Who Needs Sexy When You’re Rich? SEO and Keyword Diversity
One of my clients is having his best year yet. He also just lost his #1 position for a really important keyphrase.
How can he have the former in spite of the latter? Diversity. He’s got top 5 rankings for dozens of phrases. While the Big Money phrase gets hundreds of searches per day, and slipping from #1 to #3 is depressing, he also has top-3 position for hundreds of phrases that get 1 or 2 searches per day.
And those longer, better targeted phrases generate better conversion rates.
That’s why I prattle endlessly about making your site crawlable, aiming for semantic spaces instead of phrases, blah blah blah. Trust me – ranking #3 for every phrase that includes “custom tableware” may not be as sexy as being #1 for “silverware”, but who needs sexy when you’re rich?

Portent's Founder & CEO
Ian Lurie is founder and CEO of Portent Inc., an internet marketing agency that has provided internet marketing, including PPC, SEO, social and analytics services, since 1995. more >


Hi,
I’m interested to know what you mean by semantic spaces?
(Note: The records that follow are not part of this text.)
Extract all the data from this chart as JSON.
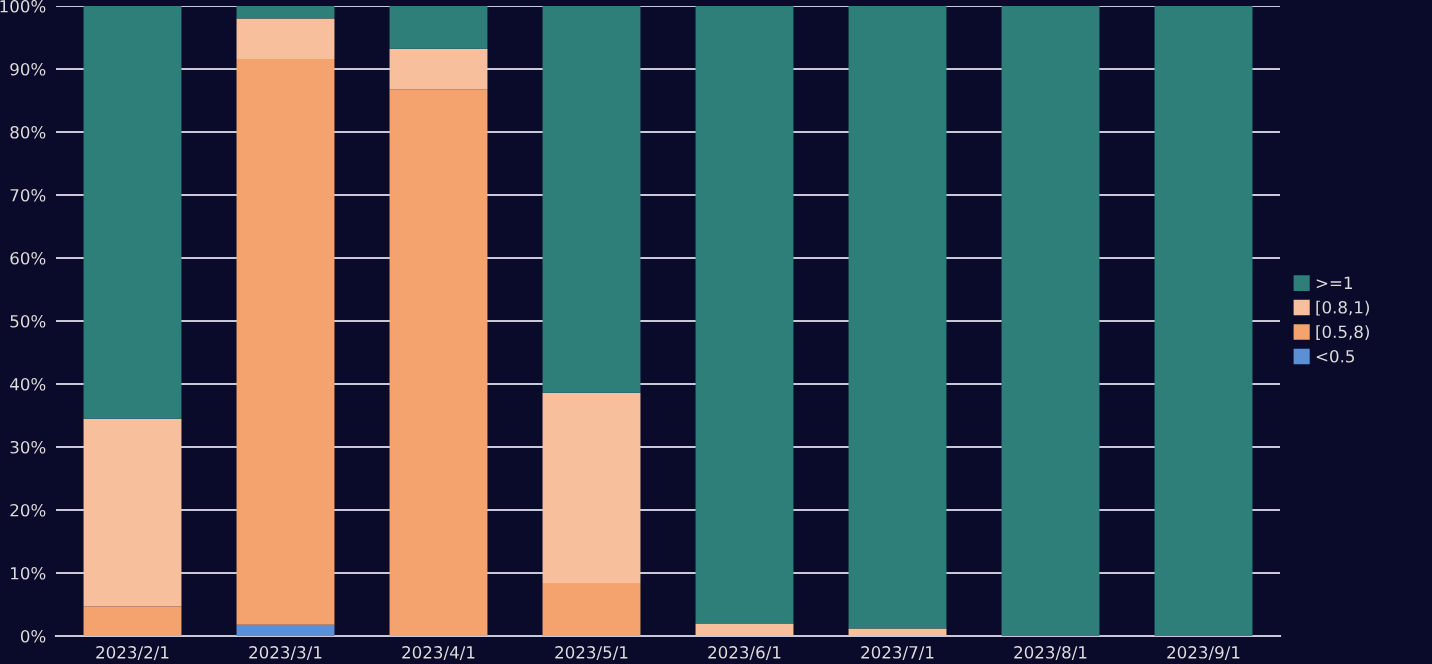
{
  "chart_data": {
    "type": "bar",
    "stacked": true,
    "categories": [
      "2023/2/1",
      "2023/3/1",
      "2023/4/1",
      "2023/5/1",
      "2023/6/1",
      "2023/7/1",
      "2023/8/1",
      "2023/9/1"
    ],
    "series": [
      {
        "name": "<0.5",
        "color": "#5b8fd6",
        "values": [
          0,
          1.8,
          0,
          0,
          0,
          0,
          0,
          0
        ]
      },
      {
        "name": "[0.5,8)",
        "color": "#f4a36e",
        "values": [
          4.7,
          89.8,
          86.8,
          8.4,
          0,
          0,
          0,
          0
        ]
      },
      {
        "name": "[0.8,1)",
        "color": "#f8bf9c",
        "values": [
          29.8,
          6.4,
          6.4,
          30.2,
          2,
          1.2,
          0,
          0
        ]
      },
      {
        "name": ">=1",
        "color": "#2e7f7a",
        "values": [
          65.5,
          2,
          6.8,
          61.4,
          98,
          98.8,
          100,
          100
        ]
      }
    ],
    "ylim": [
      0,
      100
    ],
    "yticks": [
      {
        "value": 0,
        "label": "0%"
      },
      {
        "value": 10,
        "label": "10%"
      },
      {
        "value": 20,
        "label": "20%"
      },
      {
        "value": 30,
        "label": "30%"
      },
      {
        "value": 40,
        "label": "40%"
      },
      {
        "value": 50,
        "label": "50%"
      },
      {
        "value": 60,
        "label": "60%"
      },
      {
        "value": 70,
        "label": "70%"
      },
      {
        "value": 80,
        "label": "80%"
      },
      {
        "value": 90,
        "label": "90%"
      },
      {
        "value": 100,
        "label": "100%"
      }
    ],
    "grid": "y",
    "legend": "right"
  }
}
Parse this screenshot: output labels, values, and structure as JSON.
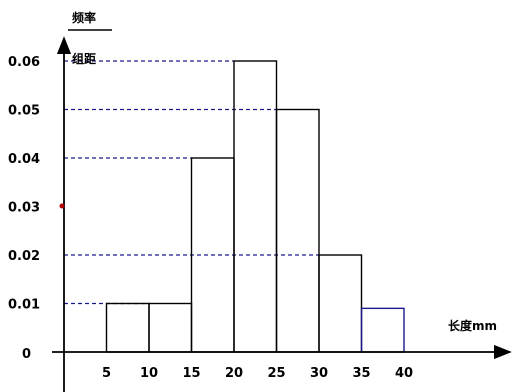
{
  "chart_data": {
    "type": "bar",
    "subtype": "histogram",
    "bins": [
      {
        "from": 5,
        "to": 10,
        "value": 0.01
      },
      {
        "from": 10,
        "to": 15,
        "value": 0.01
      },
      {
        "from": 15,
        "to": 20,
        "value": 0.04
      },
      {
        "from": 20,
        "to": 25,
        "value": 0.06
      },
      {
        "from": 25,
        "to": 30,
        "value": 0.05
      },
      {
        "from": 30,
        "to": 35,
        "value": 0.02
      },
      {
        "from": 35,
        "to": 40,
        "value": 0.009
      }
    ],
    "x_ticks": [
      5,
      10,
      15,
      20,
      25,
      30,
      35,
      40
    ],
    "y_ticks": [
      "0.01",
      "0.02",
      "0.03",
      "0.04",
      "0.05",
      "0.06"
    ],
    "origin_label": "0",
    "ylabel_top": "频率",
    "ylabel_bottom": "组距",
    "xlabel": "长度mm",
    "xlim": [
      0,
      45
    ],
    "ylim": [
      0,
      0.065
    ],
    "grid": false,
    "reference_lines": "dashed lines from y-axis to bar tops",
    "colors": {
      "axis": "#000000",
      "bar_outline": "#000000",
      "last_bar_outline": "#1a1a8c",
      "dashed_line": "#1a1a8c",
      "marker": "#b00000"
    }
  }
}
I’ve not heard that phrase before..
Thanks
Hi Adam,
Search engines are increasingly good at semantic analysis. For example, they might understand that ‘car’ and ‘auto’ often represent the same thing.
‘Semantic space’ is a topic area represented by many phrases but one concept. So ‘Schwinn’ might be a keyword, but ‘bicycle’ might be the semantic space that ‘Schwinn’ occupies.
Hope this helps,
Ian
This whole concept is called LSI: latente semantic indexing. For instance, if you want to find out what is releated to the term Schwinn Roadster 12 Inch Trike, you take each word and search it into Google using the symbol ~. In other words, you go to Google and search for ~Schwinn, ~Roadster, ~inch, ~trike. The bolded keywords that appear in the SERPs are semantically related.